The International Monetary Fund (IMF) has hailed Uganda for achieving the Millennium Development Goal on halving poverty ahead of schedule but warned that the country must create over 600,000 jobs per year to keep up with its growing population.
However, the IMF says after two decades of formidable gains on poverty reduction, progress has stalled in the last available household survey for 2016/17.
Growth needs to become more inclusive again, and prospects are closely linked to the growth dividend from public investment and investments in human capital.
Uganda’s economy continues its recovery. The economy grew by 6.1 percent in FY17/18, with a strong services sector and a rebound in agriculture from the previous year’s drought. Investor surveys suggest that business conditions and sentiment are strong, while credit to the private sector has improved, helped by an accommodative monetary policy stance.
Growth could reach 6.3 percent in FY18/19, though slow rainfalls and regional tensions are a risk to the outlook. Over the medium term, growth could range from 6 to 7 percent if infrastructure and oil sector investments proceed as planned.
Macroeconomic policies are supportive of economic activity. The government continues its policy of scaling up infrastructure investment. Investment reached 8.9 percent of GDP in FY17/18 and is envisaged to increase further this year and next. As a result, public debt grew further to 41.3 percent of GDP at end-FY17/18.
Headline inflation stood at 3 percent and core inflation at 4.6 percent year-on-year in March. The monetary policy stand remains accommodative, even with the 100 bps policy rate increase last October that ended the previous easing cycle. Inflation is projected to converge to Bank of Uganda’s 5 percent target over the next 1½ years mainly driven by food prices and fiscal spending.
Vulnerabilities are increasing. Uganda remains at low risk of debt distress, even though debt metrics have deteriorated and one in five Ugandan shillings collected in revenue will be spent on interest in FY19/20.

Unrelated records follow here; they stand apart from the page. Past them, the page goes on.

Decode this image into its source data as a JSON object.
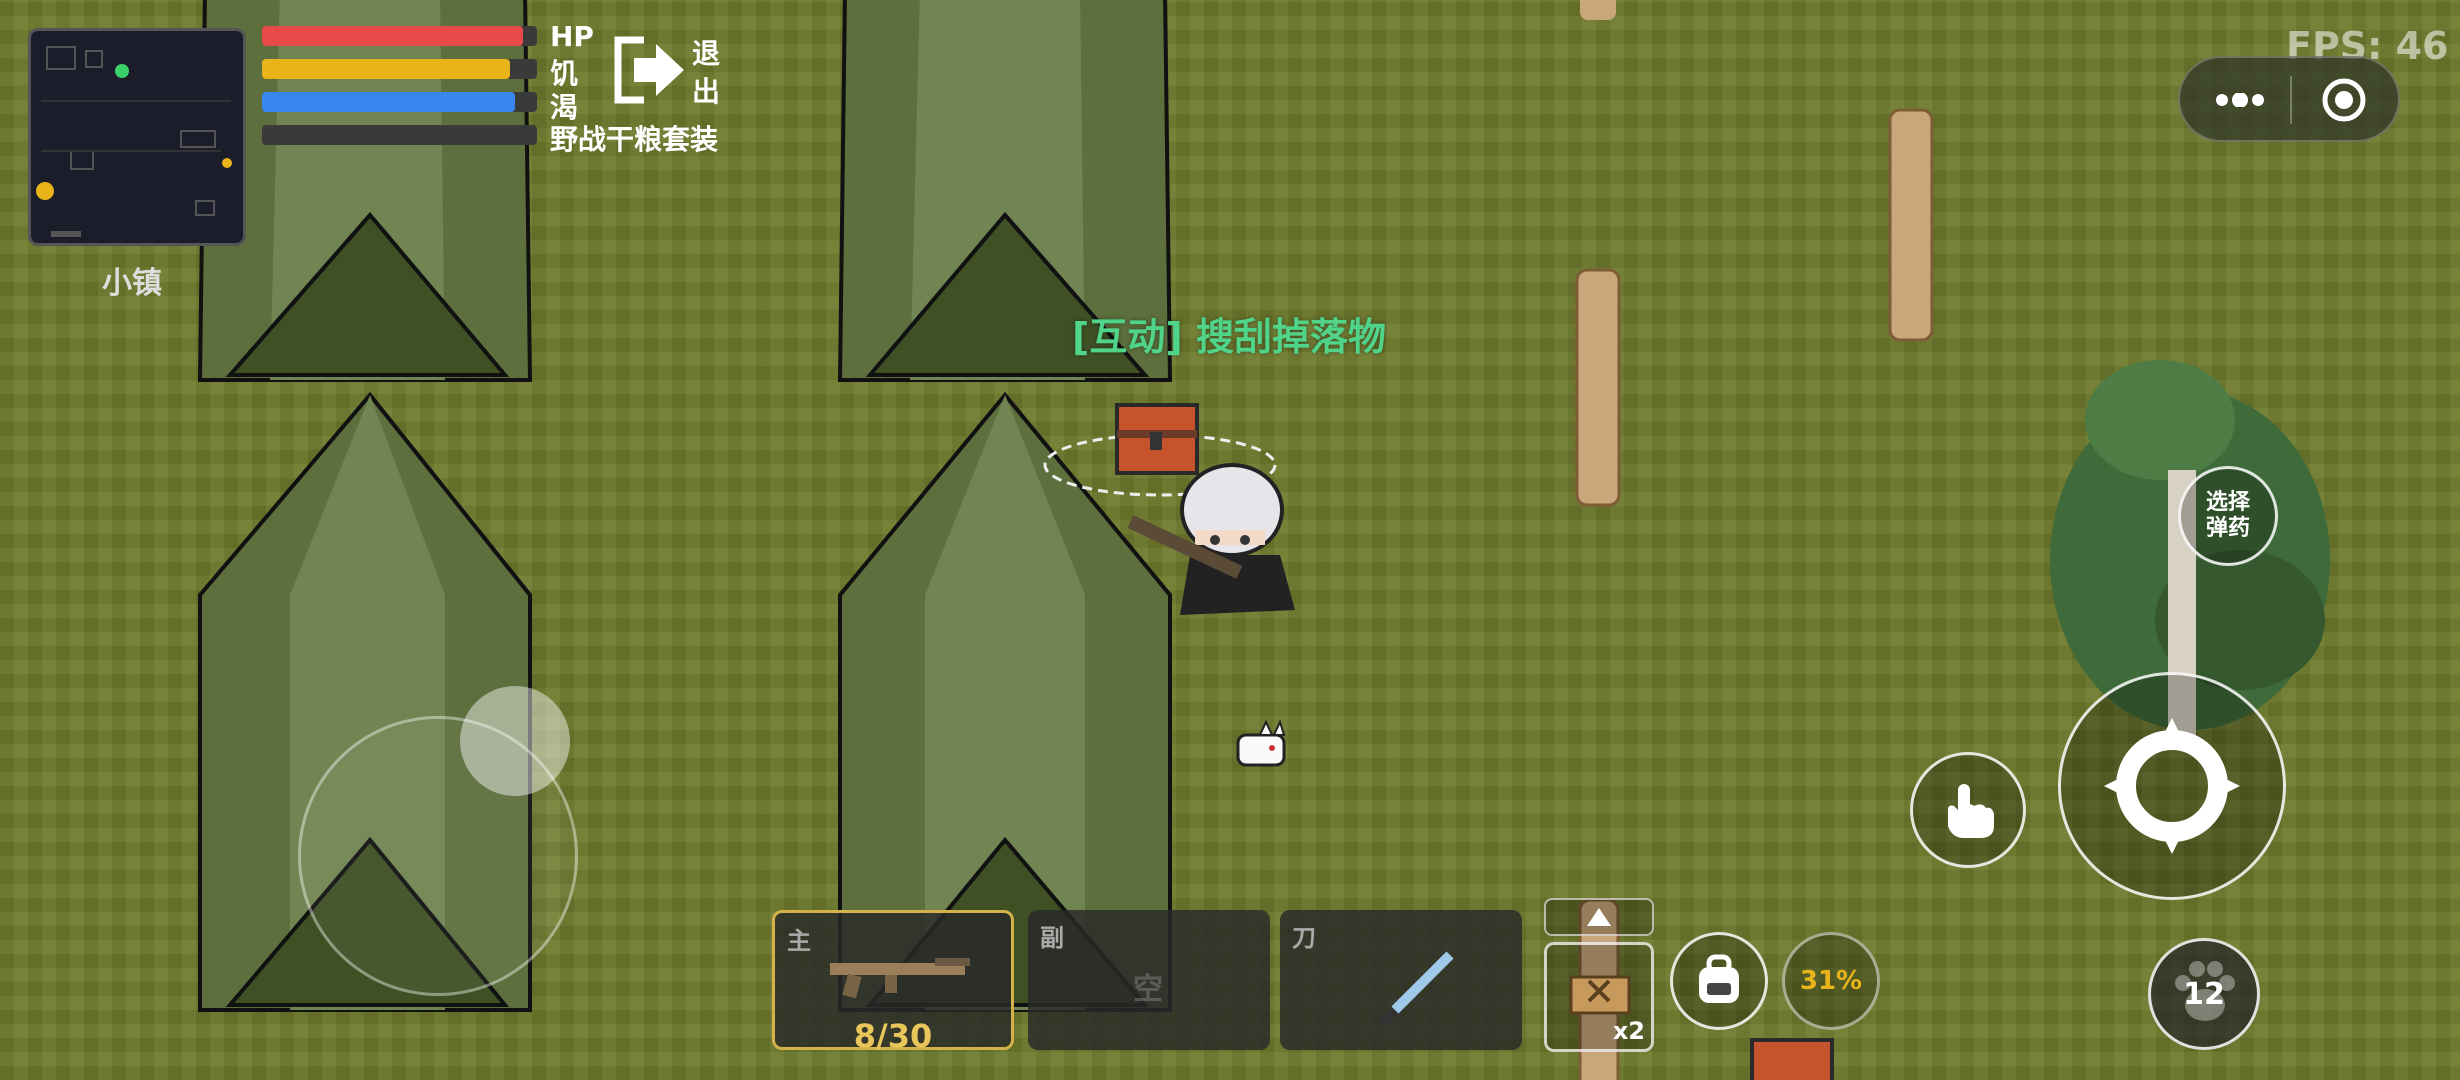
{
  "hud": {
    "stat_labels": [
      "HP",
      "饥",
      "渴"
    ],
    "item_label": "野战干粮套装",
    "exit_label_1": "退",
    "exit_label_2": "出",
    "fps": "FPS: 46",
    "hp": 0.95,
    "hunger": 0.9,
    "thirst": 0.92,
    "bar_colors": {
      "hp": "#e84a4a",
      "hunger": "#e9b41a",
      "thirst": "#3a86f0"
    }
  },
  "minimap": {
    "location": "小镇"
  },
  "prompt": {
    "text": "[互动] 搜刮掉落物",
    "color": "#4fd48a"
  },
  "weapons": [
    {
      "tag": "主",
      "ammo": "8/30",
      "icon": "rifle-icon"
    },
    {
      "tag": "副",
      "empty": "空",
      "icon": ""
    },
    {
      "tag": "刀",
      "icon": "knife-icon"
    }
  ],
  "quick": {
    "count": "x2",
    "percent": "31%"
  },
  "buttons": {
    "select_ammo_line1": "选择",
    "select_ammo_line2": "弹药",
    "pet_count": "12"
  }
}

The current account deficit widened to 6.1 percent of GDP in FY17/18, somewhat weaker than desirable. With gross international reserves of $3.4 billion (4.2 months of next year’s imports) at end-February, Uganda has a sound buffer against external shocks.
The main risks to the outlook are unfavorable weather conditions, domestic and regional political tensions, and further delays in the start of oil production.